Hamilton, the party’s transgender caucus representative, ran as an independent candidate for park board in the last two elections. She came in twelfth place in 2011 for one of the seven seats, the most of any independent, but still earned less than half the votes of the seventh-place finisher, Trevor Loke of Vision Vancouver.
“When I ran last time, I was still a COPE member and I’ve always retained my membership,” said Hamilton, who announced her candidacy on Sunday at Emery Barnes Park in Yaletown. “I do prefer my independence, as anyone who knows me will probably agree, but the reality is you can’t win as an independent.”
Hamilton, who has run unsuccessfully for public office five times in total, also considered trying her luck with the Green Party and shares its belief over the need for a public referendum on the issue of keeping cetaceans at the Vancouver Aquarium, which is located on park board-controlled property.
“I could easily have gone Green too and I’m going to be supportive of [former Green Party park board commissioner] Stuart Mackinnon, who is running again. We are all on the record for wanting it. Vision won’t be supporting a referendum and I think citizens want a choice. Any time we’ve had a major issue that concerns the public interest, the citizens have wanted to have their voices heard with a referendum. We did it with the Olympics and we did it with the [Stanley Park] zoo. Clearly a lot of people don’t want whales and dolphins kept in captivity and anybody on park board who opposes that is committing political suicide.”

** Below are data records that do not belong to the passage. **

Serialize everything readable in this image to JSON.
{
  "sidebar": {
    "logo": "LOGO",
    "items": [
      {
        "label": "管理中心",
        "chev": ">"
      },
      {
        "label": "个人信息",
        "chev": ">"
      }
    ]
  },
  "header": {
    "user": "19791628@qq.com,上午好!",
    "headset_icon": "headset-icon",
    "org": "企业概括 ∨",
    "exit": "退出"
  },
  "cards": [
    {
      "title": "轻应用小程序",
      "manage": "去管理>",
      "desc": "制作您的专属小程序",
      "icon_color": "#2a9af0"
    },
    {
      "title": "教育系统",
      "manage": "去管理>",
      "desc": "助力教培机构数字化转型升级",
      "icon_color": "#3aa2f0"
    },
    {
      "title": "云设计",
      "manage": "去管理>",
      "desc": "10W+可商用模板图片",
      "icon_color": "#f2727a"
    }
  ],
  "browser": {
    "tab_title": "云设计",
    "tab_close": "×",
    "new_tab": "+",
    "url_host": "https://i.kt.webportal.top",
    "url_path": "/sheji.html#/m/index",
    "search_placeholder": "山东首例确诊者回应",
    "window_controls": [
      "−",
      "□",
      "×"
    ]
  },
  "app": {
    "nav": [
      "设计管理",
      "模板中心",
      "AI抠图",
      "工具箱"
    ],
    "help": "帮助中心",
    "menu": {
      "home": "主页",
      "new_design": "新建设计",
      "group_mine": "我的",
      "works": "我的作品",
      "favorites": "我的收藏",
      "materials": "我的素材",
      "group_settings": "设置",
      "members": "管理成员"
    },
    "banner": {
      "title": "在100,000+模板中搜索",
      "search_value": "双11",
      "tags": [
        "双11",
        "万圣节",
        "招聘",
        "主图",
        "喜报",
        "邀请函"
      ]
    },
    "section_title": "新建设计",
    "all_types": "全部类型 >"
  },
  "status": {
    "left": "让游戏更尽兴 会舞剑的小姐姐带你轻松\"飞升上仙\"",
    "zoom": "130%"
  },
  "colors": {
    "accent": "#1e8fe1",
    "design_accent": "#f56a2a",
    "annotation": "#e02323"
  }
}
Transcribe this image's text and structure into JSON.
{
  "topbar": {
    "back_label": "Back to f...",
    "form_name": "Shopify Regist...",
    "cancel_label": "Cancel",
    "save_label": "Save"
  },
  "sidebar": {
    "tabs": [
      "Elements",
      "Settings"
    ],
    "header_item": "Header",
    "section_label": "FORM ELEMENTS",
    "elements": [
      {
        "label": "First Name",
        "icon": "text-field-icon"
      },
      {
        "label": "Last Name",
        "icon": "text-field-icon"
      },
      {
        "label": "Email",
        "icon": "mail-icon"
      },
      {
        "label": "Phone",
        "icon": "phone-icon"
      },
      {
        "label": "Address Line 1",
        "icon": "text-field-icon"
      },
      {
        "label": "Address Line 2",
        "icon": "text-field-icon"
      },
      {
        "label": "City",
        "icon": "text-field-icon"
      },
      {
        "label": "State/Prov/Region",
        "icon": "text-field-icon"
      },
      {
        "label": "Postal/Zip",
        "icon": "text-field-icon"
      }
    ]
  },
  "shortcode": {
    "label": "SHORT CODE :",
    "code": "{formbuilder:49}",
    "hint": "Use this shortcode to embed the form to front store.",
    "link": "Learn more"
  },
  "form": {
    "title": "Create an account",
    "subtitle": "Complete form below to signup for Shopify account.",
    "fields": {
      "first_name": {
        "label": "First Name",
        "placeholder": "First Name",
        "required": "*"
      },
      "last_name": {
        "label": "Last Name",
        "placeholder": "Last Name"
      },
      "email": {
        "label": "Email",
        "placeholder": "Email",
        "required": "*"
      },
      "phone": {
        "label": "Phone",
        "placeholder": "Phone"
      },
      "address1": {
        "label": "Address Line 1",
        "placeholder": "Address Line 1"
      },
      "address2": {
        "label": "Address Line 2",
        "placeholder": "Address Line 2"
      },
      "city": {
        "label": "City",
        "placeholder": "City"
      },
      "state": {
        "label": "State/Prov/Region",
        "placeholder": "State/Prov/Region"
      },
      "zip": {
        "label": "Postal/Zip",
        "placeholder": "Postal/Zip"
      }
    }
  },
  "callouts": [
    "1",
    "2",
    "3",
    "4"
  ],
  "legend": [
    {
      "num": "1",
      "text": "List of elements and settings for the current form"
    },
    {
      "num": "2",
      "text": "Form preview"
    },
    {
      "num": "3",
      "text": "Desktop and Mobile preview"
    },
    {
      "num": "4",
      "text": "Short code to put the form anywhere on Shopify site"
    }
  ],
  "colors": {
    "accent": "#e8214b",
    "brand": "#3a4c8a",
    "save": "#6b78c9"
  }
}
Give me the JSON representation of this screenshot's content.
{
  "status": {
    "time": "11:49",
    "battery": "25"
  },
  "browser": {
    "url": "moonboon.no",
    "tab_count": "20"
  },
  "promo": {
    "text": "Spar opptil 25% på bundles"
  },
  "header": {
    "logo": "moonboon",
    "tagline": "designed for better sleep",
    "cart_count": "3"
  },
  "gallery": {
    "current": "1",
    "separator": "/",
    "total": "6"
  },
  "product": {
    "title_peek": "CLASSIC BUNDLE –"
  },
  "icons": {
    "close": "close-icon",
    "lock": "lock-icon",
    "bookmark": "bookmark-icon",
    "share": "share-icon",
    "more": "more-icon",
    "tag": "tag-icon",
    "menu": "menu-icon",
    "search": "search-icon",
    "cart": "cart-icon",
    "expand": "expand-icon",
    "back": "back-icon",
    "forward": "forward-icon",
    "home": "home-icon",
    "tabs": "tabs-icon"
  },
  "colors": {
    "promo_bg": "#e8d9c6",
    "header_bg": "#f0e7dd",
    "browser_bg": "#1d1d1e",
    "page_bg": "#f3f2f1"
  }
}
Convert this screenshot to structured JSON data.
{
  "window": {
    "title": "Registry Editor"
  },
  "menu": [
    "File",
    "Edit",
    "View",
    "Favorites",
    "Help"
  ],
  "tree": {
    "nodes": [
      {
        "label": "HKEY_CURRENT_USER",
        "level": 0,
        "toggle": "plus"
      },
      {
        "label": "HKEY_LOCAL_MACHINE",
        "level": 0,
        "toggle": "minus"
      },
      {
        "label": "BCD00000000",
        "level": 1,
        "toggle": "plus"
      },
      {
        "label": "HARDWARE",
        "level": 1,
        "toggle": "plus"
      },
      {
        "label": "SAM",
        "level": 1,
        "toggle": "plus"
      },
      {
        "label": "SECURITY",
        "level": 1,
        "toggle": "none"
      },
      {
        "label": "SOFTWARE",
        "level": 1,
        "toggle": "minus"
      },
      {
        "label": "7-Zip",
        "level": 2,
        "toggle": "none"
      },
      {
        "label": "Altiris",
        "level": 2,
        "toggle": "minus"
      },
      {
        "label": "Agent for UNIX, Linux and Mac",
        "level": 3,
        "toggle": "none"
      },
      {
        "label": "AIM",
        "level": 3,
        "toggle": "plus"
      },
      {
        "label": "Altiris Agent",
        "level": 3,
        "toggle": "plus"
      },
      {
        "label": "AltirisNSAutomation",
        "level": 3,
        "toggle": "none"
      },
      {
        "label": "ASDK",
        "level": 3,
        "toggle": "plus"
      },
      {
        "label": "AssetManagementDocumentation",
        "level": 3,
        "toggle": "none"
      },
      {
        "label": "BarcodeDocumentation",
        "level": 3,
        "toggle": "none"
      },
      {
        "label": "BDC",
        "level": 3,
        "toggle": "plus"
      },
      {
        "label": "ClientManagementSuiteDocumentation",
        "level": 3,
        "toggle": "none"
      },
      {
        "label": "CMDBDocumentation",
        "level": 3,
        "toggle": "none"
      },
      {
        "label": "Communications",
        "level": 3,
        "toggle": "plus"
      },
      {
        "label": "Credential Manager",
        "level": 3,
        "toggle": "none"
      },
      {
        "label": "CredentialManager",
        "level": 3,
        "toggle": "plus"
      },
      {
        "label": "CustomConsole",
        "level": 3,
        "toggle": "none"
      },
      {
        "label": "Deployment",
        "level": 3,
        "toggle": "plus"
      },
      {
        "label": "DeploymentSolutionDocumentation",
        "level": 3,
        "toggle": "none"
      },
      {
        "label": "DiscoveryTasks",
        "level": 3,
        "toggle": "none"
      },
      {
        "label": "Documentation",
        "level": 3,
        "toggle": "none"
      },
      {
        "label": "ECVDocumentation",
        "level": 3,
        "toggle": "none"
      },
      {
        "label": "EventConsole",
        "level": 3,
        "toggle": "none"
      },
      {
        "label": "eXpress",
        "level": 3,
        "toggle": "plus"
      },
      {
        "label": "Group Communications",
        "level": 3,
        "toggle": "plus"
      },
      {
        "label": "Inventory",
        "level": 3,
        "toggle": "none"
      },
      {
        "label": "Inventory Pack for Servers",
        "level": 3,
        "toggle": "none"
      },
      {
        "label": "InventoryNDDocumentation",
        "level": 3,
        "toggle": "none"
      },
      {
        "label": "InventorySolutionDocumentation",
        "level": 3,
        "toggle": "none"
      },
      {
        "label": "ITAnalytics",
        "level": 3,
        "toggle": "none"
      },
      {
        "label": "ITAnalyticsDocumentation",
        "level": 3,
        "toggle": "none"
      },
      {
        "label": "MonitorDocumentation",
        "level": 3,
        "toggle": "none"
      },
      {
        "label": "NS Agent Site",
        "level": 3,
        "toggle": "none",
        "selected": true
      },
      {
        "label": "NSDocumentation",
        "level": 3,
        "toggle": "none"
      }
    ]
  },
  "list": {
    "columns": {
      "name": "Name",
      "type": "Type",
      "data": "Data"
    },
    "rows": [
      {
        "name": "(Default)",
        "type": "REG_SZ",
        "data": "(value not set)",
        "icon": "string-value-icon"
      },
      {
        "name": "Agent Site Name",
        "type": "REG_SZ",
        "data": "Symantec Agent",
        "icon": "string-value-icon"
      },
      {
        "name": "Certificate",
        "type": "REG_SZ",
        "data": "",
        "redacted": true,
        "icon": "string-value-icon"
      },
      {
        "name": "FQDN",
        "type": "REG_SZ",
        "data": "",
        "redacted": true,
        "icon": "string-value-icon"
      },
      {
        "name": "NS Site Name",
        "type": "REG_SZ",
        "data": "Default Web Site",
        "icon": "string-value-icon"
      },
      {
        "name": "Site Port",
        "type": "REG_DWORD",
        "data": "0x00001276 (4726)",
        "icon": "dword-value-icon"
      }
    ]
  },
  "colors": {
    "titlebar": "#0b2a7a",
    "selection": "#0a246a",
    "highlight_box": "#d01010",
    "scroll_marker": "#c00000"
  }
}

She added she is also concerned about the commercialization of public spaces and budget cuts that have reduced services to child and youth programs.
“The reason I had my announcement at Emery Barnes Park is because that whole city block was earmarked to be a park, and what Vision did was change the rezoning and sold off part of it that was supposed to be a park,” said Hamilton, who admitted that choosing a place named after the father of Vision Vancouver park board commissioner Constance Barnes was also part of the appeal.
“Vision haven’t created one new park. That is their legacy and this is a party that is supposed to be green. Vision has instead been focused on increasing density while removing green space and that is just a fact, there is no getting around that. Over at Kits Beach, they took away green space for asphalt parking.”
COPE members will vote on endorsing candidates at a nominating conference Sept. 7. COPE is the only major civic party in this year’s Nov. 15 election whose candidates are selected by the party’s membership.